Mientras en la Casa Rosada se discute el costo de la luz para las provincias norteñas, en los pueblos del interior bonaerense se mira con preocupación la posibilidad de perder los descuentos al gas justo cuando el invierno exige mantener encendidas las estufas.

En el interior bonaerense, donde los vientos del sur se sienten con fuerza cuando entra la temporada fría, la preocupación por los costos de la energía volvió al centro de las conversaciones en el almacén de campo y la cooperativa. La discusión que se lleva adelante en Balcarce 50 propone un trueque que condiciona los números de casi un millón y medio de familias. Por un lado, se buscan los votos de los gobernadores del Norte Grande para aliviar la luz estival; por el otro, se evalúa recortar el beneficio que amortigua las boletas de gas en el centro y sur de la provincia.

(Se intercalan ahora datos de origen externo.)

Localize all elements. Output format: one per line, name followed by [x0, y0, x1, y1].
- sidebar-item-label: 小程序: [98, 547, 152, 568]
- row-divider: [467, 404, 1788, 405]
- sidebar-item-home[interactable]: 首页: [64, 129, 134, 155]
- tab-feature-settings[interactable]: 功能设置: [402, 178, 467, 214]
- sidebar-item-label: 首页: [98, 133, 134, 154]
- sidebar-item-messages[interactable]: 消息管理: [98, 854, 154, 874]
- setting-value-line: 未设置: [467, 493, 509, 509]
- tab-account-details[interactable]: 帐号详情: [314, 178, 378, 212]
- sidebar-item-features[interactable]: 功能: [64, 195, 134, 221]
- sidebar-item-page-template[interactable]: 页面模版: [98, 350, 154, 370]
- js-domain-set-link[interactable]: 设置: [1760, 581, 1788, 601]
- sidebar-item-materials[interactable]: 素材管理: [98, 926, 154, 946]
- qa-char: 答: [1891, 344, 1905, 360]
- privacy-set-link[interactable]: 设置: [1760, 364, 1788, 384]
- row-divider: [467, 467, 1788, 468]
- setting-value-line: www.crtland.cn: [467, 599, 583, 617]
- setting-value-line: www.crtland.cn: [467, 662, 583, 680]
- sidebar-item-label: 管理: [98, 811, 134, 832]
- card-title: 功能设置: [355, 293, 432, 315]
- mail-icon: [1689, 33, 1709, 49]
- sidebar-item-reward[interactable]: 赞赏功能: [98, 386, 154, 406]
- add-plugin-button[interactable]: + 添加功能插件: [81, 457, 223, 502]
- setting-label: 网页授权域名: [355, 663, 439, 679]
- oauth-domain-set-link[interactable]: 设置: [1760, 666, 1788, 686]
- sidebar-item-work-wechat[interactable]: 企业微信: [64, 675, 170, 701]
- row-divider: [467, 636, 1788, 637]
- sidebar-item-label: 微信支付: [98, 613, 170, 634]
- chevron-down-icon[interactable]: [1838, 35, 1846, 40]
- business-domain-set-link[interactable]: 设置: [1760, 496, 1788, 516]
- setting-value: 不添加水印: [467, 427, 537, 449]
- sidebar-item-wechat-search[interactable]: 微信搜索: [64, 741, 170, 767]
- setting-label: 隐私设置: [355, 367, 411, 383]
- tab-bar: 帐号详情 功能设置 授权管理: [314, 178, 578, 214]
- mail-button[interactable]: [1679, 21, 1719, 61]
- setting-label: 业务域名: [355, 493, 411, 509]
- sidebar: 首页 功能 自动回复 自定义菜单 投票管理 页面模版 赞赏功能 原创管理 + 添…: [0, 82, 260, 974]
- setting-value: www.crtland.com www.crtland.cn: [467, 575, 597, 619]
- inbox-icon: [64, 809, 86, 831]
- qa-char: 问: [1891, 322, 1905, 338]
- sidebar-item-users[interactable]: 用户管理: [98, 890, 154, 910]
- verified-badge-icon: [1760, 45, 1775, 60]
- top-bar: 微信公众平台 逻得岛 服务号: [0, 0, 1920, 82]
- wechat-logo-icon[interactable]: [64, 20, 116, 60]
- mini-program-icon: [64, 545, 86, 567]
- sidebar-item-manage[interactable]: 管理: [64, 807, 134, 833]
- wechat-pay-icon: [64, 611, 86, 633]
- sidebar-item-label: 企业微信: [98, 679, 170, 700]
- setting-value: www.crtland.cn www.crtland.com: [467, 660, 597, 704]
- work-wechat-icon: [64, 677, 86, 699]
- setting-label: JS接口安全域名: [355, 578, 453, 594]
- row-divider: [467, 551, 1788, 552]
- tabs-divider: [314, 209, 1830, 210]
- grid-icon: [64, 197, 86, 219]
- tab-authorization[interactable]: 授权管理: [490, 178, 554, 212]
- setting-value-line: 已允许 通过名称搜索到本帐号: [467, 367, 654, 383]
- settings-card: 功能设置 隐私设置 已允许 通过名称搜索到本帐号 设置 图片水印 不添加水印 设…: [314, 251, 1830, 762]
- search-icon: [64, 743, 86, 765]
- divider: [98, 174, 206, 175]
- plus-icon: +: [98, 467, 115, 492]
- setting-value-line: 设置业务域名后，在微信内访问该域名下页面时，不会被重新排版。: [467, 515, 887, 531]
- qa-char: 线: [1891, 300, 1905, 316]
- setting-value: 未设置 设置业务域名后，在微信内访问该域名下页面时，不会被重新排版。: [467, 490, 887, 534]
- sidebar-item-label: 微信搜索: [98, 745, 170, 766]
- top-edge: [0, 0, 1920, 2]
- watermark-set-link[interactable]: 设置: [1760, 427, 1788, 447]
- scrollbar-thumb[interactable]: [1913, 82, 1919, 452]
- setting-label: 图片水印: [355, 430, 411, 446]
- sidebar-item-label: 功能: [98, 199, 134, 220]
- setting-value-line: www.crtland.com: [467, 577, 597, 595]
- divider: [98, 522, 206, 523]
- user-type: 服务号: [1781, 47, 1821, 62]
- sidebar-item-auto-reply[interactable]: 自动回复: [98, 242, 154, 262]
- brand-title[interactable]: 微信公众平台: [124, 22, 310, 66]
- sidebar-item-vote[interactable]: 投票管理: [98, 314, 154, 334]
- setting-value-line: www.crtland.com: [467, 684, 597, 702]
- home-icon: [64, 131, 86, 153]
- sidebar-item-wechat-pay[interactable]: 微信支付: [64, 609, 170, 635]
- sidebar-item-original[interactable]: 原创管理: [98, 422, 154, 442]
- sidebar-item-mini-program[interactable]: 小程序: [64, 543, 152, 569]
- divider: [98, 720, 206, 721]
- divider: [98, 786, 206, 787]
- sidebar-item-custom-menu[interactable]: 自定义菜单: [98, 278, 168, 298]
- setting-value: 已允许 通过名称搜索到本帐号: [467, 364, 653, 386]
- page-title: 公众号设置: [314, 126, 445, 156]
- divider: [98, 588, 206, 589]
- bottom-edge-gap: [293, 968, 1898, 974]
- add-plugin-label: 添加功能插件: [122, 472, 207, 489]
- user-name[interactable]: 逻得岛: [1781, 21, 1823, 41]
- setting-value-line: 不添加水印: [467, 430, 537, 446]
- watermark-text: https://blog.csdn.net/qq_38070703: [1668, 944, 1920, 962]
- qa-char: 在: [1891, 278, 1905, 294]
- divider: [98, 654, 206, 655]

La jugada política tiene la dinámica de un partido donde se cambia de frente de improviso. El jefe de Gabinete se sentó a negociar con los caciques del NEA y NOA la creación de la llamada “zona cálida” para subsidiar la electricidad en los meses de mayor calor. Pero la moneda de cambio de esa negociación afecta de manera directa a los distritos bonaerenses que necesitan del gas para atravesar los meses de heladas, un reclamo histórico de las localidades que sufren amplitudes térmicas severas.

En territorio bonaerense son 94 los municipios que están bajo el amparo de la Ley de Zona Fría, abarcando a más de un millón doscientos mil hogares. En localidades de la Pampa Húmeda y el sudoeste provincial la quita de estos descuentos significaría un golpe directo al bolsillo cotidiano. La diferencia en las boletas podría representar subas de entre el 40 y el 100 por ciento, en un contexto donde los costos de la producción y el mantenimiento de las viviendas rurales ya vienen ajustados.

Frente a esta posibilidad, en varios distritos del interior ya se empezaron a mover las fichas para frenar la iniciativa. Los jefes comunitarios y las entidades locales juntan firmas para pedir que se mantengan las exenciones tarifarias. Saben que en las pequeñas comunidades un aumento de esa magnitud en los servicios públicos se traslada directo a la caída de las ventas del comercio de cercanía y afecta el consumo básico de las familias de la zona.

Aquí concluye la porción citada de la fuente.